L'homme humble, par le sentiment qu'il a de ses fautes, endure, avec un grand sentiment de foi, toutes les afflictions extérieures et intérieures que Dieu lui envoie, de quelque côté qu'elles viennent, il les supporte avec une grande patience, une parfaite soumission et même avec action de grâces, bien persuadé qu'il en mérite bien davantage, que Dieu ne le punit pas selon ses of fenses, et qu'il lui fait grâce : car il sait que toutes les peines et toutes les ignominies de cette vie seraient trop légères, même pour le moindre péché véniel, puisqu'il mérite des peines bieim autrement grandes, celles du Purgatoire.
L'homme humble ne méprise personne: il a bonne opinion de tous ; il ne médit point, il excuse autant qu'il peut les fautes du prochain, il parle en bien de tout le monde ; ses paroles sont pleines d'affabilité, de douceur, de respect, selon la qualité des personnes ; il ne conteste jamais, mais il cède modestement après avoir exposé doucement ses raisons ; car celui qui contredit et qui soutient son sentiment avec opiniâtreté montre évidemment qu'il le préfère à celui des autres, et qu'il veut l'emporter sur eux. Ce ne sont pas là les pensées de l'humilité.

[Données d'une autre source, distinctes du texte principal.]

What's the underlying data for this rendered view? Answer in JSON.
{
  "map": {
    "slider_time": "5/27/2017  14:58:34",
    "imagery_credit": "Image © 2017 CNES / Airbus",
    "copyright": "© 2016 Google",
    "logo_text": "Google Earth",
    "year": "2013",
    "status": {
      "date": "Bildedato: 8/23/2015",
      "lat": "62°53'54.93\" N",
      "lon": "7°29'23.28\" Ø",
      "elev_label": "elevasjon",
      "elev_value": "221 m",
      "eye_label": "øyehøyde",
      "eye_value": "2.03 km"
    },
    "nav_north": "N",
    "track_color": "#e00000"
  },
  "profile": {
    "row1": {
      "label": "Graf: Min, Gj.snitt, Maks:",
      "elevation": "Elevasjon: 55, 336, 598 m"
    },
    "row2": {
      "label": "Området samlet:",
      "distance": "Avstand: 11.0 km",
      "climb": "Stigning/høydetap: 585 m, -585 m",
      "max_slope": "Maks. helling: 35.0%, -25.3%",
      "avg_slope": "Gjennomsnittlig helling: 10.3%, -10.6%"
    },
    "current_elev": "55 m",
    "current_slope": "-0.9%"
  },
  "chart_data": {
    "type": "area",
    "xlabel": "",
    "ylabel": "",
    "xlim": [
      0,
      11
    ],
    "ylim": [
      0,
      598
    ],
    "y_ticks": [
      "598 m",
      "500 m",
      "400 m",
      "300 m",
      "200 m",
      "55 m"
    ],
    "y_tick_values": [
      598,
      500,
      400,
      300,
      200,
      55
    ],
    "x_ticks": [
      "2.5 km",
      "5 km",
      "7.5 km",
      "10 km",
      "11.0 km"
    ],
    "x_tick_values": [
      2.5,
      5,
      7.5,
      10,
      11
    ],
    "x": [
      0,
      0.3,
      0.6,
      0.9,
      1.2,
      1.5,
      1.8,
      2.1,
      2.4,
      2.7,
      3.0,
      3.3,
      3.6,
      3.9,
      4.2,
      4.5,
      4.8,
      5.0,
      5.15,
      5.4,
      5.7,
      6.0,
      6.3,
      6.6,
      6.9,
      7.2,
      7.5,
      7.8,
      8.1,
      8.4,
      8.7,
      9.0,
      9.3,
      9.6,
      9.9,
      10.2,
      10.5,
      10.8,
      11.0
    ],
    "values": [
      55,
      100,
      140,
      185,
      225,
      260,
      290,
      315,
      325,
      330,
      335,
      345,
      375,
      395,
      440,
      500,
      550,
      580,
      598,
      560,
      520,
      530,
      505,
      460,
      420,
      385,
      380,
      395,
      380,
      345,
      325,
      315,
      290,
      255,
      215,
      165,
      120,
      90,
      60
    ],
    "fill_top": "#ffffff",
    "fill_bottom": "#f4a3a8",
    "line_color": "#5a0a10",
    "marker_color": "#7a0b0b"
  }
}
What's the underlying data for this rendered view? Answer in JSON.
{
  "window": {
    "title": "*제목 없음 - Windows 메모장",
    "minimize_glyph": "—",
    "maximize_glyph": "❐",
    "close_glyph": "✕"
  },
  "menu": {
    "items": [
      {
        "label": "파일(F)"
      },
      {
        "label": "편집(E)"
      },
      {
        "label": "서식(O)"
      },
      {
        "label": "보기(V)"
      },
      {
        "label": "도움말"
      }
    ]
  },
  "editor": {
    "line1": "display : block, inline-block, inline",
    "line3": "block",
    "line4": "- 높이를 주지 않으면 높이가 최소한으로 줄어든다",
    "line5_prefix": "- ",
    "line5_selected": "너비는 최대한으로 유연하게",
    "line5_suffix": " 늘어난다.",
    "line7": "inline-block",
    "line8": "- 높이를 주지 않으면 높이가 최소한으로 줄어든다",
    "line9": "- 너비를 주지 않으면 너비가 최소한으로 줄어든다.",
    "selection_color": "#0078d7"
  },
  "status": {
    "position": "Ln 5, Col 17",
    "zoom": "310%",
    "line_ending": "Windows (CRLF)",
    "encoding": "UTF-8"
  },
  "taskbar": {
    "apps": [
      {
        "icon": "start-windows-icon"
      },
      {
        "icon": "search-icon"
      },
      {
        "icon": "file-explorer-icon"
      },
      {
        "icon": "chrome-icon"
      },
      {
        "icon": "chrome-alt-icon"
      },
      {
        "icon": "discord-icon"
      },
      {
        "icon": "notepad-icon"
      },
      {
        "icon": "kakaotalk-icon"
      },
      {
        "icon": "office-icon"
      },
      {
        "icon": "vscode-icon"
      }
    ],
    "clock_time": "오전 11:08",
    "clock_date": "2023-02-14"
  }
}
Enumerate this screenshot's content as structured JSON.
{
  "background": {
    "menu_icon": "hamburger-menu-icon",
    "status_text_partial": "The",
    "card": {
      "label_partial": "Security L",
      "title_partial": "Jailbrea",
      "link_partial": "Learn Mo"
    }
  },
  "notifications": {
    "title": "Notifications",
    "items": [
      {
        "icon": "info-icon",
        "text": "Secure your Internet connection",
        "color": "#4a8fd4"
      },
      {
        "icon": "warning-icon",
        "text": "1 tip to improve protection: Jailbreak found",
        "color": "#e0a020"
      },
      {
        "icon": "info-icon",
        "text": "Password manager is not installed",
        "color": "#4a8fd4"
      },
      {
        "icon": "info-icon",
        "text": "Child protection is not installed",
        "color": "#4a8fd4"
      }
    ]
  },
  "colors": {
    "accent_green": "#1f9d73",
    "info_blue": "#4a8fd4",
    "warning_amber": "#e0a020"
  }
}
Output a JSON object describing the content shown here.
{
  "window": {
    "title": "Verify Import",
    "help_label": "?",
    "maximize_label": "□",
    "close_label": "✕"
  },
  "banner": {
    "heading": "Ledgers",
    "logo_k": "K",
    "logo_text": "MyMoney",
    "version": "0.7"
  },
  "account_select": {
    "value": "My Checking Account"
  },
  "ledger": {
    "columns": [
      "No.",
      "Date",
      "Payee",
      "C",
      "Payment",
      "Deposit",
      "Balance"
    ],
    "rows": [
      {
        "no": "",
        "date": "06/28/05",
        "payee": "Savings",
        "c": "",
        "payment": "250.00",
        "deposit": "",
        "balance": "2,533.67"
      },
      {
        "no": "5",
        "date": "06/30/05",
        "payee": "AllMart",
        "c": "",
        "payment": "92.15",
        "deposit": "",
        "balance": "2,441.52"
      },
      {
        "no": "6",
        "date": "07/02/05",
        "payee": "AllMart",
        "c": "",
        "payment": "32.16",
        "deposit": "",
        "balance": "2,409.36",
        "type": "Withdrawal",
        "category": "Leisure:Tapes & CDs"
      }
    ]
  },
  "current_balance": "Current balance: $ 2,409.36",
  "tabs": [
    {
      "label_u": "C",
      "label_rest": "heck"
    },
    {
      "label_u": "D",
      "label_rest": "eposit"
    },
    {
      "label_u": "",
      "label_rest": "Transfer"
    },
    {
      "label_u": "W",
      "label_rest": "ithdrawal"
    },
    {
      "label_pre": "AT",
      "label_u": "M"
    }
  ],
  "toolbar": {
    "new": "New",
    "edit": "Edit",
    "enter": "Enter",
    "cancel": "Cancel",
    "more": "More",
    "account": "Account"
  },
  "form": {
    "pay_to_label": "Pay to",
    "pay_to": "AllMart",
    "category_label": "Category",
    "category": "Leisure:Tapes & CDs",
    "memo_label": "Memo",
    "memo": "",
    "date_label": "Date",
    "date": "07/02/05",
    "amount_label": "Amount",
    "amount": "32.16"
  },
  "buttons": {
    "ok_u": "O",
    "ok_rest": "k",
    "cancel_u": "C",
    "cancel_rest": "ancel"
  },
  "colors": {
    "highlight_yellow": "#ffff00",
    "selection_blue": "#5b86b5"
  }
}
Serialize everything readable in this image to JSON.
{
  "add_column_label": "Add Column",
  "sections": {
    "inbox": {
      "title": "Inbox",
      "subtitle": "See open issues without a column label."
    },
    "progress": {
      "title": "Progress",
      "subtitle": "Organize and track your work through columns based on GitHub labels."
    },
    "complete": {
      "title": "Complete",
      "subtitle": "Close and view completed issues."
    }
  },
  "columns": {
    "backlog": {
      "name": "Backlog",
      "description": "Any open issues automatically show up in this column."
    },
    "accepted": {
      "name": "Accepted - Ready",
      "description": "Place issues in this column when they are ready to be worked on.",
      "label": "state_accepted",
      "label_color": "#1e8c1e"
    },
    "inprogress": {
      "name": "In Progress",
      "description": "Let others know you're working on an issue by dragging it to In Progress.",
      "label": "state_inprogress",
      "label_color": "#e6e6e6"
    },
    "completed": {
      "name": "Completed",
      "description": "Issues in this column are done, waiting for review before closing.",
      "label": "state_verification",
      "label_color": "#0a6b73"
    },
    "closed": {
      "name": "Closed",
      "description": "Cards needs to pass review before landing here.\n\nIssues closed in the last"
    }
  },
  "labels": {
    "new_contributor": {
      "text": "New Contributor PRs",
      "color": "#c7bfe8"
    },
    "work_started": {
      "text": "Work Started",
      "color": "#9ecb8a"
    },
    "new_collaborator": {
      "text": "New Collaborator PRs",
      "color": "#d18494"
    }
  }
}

L'homme humble n'offense personne: il cherche à faire plaisir à tous, il ne s'estime pas plus grand que les plus grands pécheurs, parce qu'il sait qu'il est un néant comme eux pour les choses de la nature; que si dans l'ordre de la grâce, il est plus qu'eux doué de vertu, que s'il n'est pas souillé de péché, il ne le doit pas à ses propres forces, mais à la seule bonté de Dieu.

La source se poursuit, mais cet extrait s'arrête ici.